Ha affermato che in passato molti investitori davano la priorità all'acquisto di immobili solo nelle zone centrali di Hanoi e Ho Chi Minh City. Tuttavia, i prezzi attuali sono molto alti, mentre il potenziale di sfruttamento non è più così attraente come prima.
In questo contesto, secondo lui, gli investitori dovranno ampliare la loro ricerca a nuove aree. Tuttavia, non sceglieranno più basandosi su una mentalità del tipo "cavalcare l'onda", ma dovranno analizzare attentamente ogni progetto. L'importante non è più se il progetto si apprezzerà nel tempo, ma se ha il potenziale per creare un vero e proprio centro urbano con residenti, attività commerciali, posti di lavoro e un sistema di servizi e infrastrutture in grado di generare vitalità a lungo termine.

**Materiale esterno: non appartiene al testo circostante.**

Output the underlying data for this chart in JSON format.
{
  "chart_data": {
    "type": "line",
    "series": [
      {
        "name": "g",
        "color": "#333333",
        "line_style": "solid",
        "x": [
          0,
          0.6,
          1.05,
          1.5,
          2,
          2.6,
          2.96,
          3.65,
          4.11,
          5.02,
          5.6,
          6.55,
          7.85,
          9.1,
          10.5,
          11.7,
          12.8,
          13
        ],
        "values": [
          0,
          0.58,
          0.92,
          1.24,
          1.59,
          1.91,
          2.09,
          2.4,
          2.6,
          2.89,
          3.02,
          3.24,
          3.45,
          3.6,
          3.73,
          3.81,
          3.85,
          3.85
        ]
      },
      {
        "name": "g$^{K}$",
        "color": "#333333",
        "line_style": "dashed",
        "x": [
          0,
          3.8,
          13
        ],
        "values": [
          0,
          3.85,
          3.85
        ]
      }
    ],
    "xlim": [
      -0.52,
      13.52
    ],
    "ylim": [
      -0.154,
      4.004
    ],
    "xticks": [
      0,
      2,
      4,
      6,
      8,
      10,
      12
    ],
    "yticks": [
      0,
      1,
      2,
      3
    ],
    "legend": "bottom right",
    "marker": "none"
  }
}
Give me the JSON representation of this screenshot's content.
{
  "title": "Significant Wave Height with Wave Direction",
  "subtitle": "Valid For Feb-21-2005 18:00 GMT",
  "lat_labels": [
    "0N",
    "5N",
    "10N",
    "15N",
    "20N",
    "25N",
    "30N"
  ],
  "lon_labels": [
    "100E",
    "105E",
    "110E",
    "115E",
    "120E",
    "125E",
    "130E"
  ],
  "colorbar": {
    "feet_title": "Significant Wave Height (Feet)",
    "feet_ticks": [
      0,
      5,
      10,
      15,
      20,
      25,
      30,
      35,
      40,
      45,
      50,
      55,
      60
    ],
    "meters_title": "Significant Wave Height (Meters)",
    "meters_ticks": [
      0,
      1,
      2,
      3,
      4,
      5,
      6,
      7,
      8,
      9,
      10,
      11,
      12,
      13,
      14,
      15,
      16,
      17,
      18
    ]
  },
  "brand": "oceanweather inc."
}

Il dottor Nguyen Van Dinh ritiene che se un progetto è in grado di attrarre residenti, generare attività commerciali e formare una comunità, il valore dell'immobile avrà basi di crescita più sostenibili. Allo stesso tempo, anche il potenziale di sfruttamento commerciale e di reddito da locazione sarà maggiore. Per chi acquista casa, le aree con infrastrutture integrate, servizi completi e un ambiente di vita dinamico diventeranno la scelta preferita.
Secondo lui, dopo le fluttuazioni di mercato degli ultimi due anni, gli investitori sono diventati molto più cauti e realistici. Sono costretti a valutare attentamente le proprie opzioni prima di investire, invece di aspettarsi semplicemente profitti a breve termine come in passato.
Ha osservato che i prodotti selezionati nel prossimo periodo dovranno soddisfare simultaneamente diversi criteri: dovranno essere adatti all'uso residenziale, avere un potenziale di reddito da locazione, generare un flusso di cassa stabile e presentare ancora margini di apprezzamento del valore in futuro. Questi saranno i fattori più importanti che influenzeranno le decisioni di acquirenti e investitori nel nuovo ciclo di sviluppo del mercato immobiliare.